The bias in foreign media coverage can be traced to historical Western attitudes toward India and Pakistan. During the Cold War, the United States and United Kingdom viewed Pakistan as a bulwark against Soviet influence, supplying it with arms and overlooking its support for militancy. India, with its non-aligned stance and socialist leanings under leaders like Jawaharlal Nehru, was often portrayed as uncooperative or pro-Soviet. This legacy persists in media narratives that subtly favor Pakistan as a strategic asset. For instance, during the 1965 Indo-Pak war, Western media largely framed India’s defensive actions as escalatory, ignoring Pakistan’s attempt to seize Kashmir by force.
Similarly, the 1999 Kargil conflict saw Western outlets like The Times (UK) focus on India’s military response while underreporting Pakistan’s infiltration of the Line of Control (LoC), which sparked the conflict. This historical tendency to downplay Pakistan’s provocations while scrutinising India’s responses is evident in the current crisis, where outlets like BBC highlight Pakistan’s call for a “neutral investigation” into the Pahalgam attack without questioning why Pakistan has not dismantled known terror networks.
The bias in foreign media coverage is not merely a matter of narrative framing; it has real-world implications. By emphasisng civilian casualties in Pakistan without verifying claims—such as Pakistan’s unconfirmed assertion of shooting down five Indian jets—media outlets risk amplifying disinformation. This echoes the 2019 Balakot crisis, where satellite analysis by the Australian Strategic Policy Institute found no evidence of significant damage, yet Indian claims of destroying militant camps were dismissed without equal scrutiny of Pakistan’s narrative.

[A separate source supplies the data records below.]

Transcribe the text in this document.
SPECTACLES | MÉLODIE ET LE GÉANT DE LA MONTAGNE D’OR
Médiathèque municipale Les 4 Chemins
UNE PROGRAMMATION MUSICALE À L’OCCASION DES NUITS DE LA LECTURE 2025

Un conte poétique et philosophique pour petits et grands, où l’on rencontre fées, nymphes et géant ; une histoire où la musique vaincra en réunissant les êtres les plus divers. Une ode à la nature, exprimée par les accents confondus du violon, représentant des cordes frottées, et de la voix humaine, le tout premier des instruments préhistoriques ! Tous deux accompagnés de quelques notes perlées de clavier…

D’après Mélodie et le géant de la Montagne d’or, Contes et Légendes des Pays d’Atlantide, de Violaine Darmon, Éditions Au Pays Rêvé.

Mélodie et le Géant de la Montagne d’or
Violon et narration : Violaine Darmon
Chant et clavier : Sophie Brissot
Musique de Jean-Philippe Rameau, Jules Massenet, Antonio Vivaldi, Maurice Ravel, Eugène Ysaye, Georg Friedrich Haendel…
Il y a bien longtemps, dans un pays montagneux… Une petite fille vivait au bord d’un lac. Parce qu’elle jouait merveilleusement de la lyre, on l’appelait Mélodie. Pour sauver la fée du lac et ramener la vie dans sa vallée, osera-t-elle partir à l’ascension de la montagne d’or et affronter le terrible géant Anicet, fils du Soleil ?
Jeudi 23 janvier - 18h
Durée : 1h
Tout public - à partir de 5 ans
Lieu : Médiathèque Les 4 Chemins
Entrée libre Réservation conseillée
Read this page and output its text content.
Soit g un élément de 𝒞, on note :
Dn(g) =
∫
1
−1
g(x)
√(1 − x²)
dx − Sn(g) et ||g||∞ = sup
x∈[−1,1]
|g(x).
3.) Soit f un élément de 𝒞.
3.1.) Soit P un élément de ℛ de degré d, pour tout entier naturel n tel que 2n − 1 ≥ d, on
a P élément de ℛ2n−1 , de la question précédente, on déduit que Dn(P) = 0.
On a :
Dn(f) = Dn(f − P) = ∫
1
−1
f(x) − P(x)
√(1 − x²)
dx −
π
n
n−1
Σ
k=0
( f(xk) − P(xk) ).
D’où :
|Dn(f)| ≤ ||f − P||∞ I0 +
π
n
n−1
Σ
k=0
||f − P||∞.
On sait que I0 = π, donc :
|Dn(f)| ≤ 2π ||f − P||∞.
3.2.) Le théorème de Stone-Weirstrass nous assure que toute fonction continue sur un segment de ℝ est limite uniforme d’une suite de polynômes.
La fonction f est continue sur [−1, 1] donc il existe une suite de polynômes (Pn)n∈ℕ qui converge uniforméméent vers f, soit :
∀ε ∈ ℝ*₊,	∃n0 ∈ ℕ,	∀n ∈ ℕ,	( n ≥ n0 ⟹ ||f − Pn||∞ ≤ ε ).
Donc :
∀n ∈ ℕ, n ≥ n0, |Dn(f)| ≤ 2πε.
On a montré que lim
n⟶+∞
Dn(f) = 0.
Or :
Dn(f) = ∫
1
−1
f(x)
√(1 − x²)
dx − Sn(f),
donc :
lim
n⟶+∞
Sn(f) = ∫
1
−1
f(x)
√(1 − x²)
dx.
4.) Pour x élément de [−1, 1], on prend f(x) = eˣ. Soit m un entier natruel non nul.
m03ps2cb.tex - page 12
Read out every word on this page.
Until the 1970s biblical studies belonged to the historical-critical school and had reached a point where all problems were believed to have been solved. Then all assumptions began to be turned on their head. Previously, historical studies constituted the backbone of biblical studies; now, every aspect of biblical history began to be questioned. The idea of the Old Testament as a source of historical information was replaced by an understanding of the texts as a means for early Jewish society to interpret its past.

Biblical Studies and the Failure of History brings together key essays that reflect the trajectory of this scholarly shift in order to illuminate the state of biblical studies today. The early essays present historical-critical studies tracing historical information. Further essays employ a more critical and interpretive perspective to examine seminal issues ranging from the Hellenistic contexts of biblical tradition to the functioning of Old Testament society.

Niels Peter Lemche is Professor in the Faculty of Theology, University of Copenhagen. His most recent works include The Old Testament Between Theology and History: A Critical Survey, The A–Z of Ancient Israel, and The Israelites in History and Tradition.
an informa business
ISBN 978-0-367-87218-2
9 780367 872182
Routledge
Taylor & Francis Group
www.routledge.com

Moreover, the media’s focus on India’s actions as escalatory ignores the broader context of nuclear restraint. Both India and Pakistan have historically avoided full-scale war due to their nuclear capabilities, a dynamic that forces calibrated responses. India’s 2016 surgical strikes and 2019 airstrikes were limited in scope to avoid provoking Pakistan’s nuclear threshold, yet Western media rarely acknowledge this restraint, instead portraying India as reckless.
The foreign media’s coverage of India’s strikes on Pakistan reveals a pattern of bias rooted in selective framing, omission of Pakistan’s role in terrorism, and a historical Western tilt toward Pakistan as a geopolitical ally. Outlets like The New York Times, Reuters, BBC, and CNs have often failed to provide balanced context, echoing narratives seen in past conflicts like Balakot, Mumbai, and Kargil. This bias not only distorts public understanding but also undermines efforts to address the root causes of India-Pakistan tensions, particularly Pakistan’s support for militancy. To achieve fairer reporting, foreign media must prioritise on-ground verification, engage with India’s evidence of terrorist activity, and critically examine their own geopolitical assumptions. Until then, their coverage risks perpetuating a skewed narrative that inflames tensions rather than clarifying them!